Take any sentence from the data — no human labels needed, because the “answer” for each position is simply the next word (the self-supervision from Part 1). Thanks to the mask, position 1 sees only word 1 and predicts word 2; position 2 sees words 1–2 and predicts word 3; and so on — all positions at once, none able to peek ahead. So a six-word sentence yields five next-word predictions in a single parallel forward pass; a long document, thousands. Compare each prediction to the true next word with a cross-entropy loss (a standard “how wrong was this probability guess” measure), then run the forward/loss/backward/update loop from Part 4. Do that over trillions of words and the random dials slowly become GPT.
The whole GPT, in one pass
Let us assemble the complete GPT in one picture — every box is something you have already built.
text -> tokens -> IDs # Part 2 -> embeddings + positional encoding # Parts 3, 7 -> N decoder blocks # Part 7: causal multi-head attn + feed-forward -> final LayerNorm -> unembed -> logits # this part -> softmax -> next-token probabilities # Part 6 + Part 1
Your prompt enters as tokens at the bottom, flows up through the stack, and a probability over the next word comes out the top — then the loop runs again. There is no remaining mystery box: every stage is a piece you understand.
Eight parts in: you have built a GPT
Take a breath and look at what you have done across eight parts.
Text became tokens (Part 2), tokens became embeddings in a map of meaning (Part 3), we built the neural network and its training loop from a single neuron (Part 4), saw why sequences need attention (Part 5) and worked its Q/K/V maths by hand (Part 6), wrapped it into the Transformer block and stacked it deep (Part 7), and today added decoder-only structure, causal masking and a next-token head to make a working GPT. The “well-read autocomplete” from Part 1 is no longer a metaphor — it is a machine you can describe gear by gear.

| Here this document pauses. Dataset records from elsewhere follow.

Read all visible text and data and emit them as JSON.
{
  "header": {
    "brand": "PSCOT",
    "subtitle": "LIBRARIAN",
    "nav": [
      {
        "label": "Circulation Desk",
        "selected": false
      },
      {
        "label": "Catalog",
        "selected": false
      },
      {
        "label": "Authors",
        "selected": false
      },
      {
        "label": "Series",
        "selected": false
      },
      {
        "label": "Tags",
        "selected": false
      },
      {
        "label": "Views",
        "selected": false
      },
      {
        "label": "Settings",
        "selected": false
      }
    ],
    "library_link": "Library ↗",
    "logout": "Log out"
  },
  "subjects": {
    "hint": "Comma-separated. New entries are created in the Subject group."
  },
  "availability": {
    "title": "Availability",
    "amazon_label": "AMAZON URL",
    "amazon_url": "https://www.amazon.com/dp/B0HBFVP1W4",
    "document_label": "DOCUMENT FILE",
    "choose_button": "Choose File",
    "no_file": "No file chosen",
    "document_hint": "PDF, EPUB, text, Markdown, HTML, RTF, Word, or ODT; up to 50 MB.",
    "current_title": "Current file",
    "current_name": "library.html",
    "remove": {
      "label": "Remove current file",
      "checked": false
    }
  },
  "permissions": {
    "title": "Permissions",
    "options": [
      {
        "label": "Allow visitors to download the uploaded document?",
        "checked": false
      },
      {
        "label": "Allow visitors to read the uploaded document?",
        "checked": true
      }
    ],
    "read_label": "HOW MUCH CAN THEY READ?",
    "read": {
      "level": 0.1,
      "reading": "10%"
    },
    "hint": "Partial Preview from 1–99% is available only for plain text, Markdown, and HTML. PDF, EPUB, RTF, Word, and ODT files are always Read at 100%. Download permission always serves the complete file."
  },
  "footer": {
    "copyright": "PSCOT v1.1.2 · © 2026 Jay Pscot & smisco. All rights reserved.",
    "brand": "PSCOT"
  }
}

But there is one enormous caveat we have glossed over the whole time: the dials still start out random. Everything we have built is the architecture — an empty engine. A freshly-built GPT produces pure gibberish. What turns those random weights into something that knows grammar, facts and reasoning is pretraining: running that training loop over a substantial slice of the internet. That is Part 9 — the data, the objective, the scale, and what the loss curve looks like as a model learns to read the world.